I submit it to you, dear reader, that this plan would work. So, why is Mr Draghi not announcing it, insisting instead on measures that will ultimately fail? Because of a combination of reasons. Some of them have to do with the inability of our central bankers (and politicians) to embrace original thinking (i.e. thinking that does not just replicate the practices of Goldman Sachs and the various outfits in which they cut their teeth before moving to their current jobs). However the most telling reason is that Berlin, and the other capitals of the surplus nations (Finland, Austria and the Netherlands), will not approve of any move or policy that binds them irreversibly to the euro.
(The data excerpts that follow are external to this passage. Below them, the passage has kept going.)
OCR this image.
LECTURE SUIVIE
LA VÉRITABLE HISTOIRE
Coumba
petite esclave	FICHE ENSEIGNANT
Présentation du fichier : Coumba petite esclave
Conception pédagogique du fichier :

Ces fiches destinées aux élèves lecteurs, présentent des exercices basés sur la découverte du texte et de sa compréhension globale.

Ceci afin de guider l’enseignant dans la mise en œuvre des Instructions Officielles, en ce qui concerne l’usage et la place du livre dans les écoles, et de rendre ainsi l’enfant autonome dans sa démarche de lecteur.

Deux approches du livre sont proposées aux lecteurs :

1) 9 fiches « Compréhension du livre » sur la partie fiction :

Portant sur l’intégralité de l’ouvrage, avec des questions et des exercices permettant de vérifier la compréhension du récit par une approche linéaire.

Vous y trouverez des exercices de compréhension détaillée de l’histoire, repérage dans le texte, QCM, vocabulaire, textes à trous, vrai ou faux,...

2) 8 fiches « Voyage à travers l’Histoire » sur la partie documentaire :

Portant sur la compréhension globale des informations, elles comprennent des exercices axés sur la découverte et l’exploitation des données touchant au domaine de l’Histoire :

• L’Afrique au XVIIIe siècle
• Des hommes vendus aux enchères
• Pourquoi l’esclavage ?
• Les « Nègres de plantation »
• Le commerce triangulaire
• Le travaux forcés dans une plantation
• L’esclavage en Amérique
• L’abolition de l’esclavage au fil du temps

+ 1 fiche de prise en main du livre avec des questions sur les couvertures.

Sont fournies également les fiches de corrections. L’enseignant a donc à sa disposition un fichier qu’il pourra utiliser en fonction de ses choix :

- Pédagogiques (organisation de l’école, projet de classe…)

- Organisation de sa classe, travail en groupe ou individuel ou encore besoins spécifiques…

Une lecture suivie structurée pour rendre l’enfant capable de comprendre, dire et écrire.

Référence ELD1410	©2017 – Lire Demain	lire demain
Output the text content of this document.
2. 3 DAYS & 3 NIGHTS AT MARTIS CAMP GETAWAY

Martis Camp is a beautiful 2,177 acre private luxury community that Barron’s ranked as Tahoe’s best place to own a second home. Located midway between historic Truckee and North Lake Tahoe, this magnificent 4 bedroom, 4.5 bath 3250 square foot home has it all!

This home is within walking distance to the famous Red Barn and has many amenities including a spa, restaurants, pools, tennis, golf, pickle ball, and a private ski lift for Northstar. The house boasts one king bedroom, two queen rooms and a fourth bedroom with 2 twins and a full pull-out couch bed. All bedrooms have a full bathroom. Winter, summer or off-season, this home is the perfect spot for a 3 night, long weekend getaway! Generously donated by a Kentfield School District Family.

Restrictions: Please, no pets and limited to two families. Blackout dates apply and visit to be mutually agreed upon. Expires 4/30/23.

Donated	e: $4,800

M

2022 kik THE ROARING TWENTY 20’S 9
The Debt Conversion Program suggested here, while it requires no loan guarantees from German and Dutch taxpayers, creates a new type of bond that makes it impossible for the surplus nations to leave the Eurozone. It is not that they want to leave that causes them to veto ideas like this one. It is that they do not want to give up the relative bargaining power (vis-à-vis France and other member-states) that is afforded to them courtesy of the capacity to leave the euro. Alas, the preservation of that capacity may force all of us to bid adieu to the common currency; with tragic consequences for all.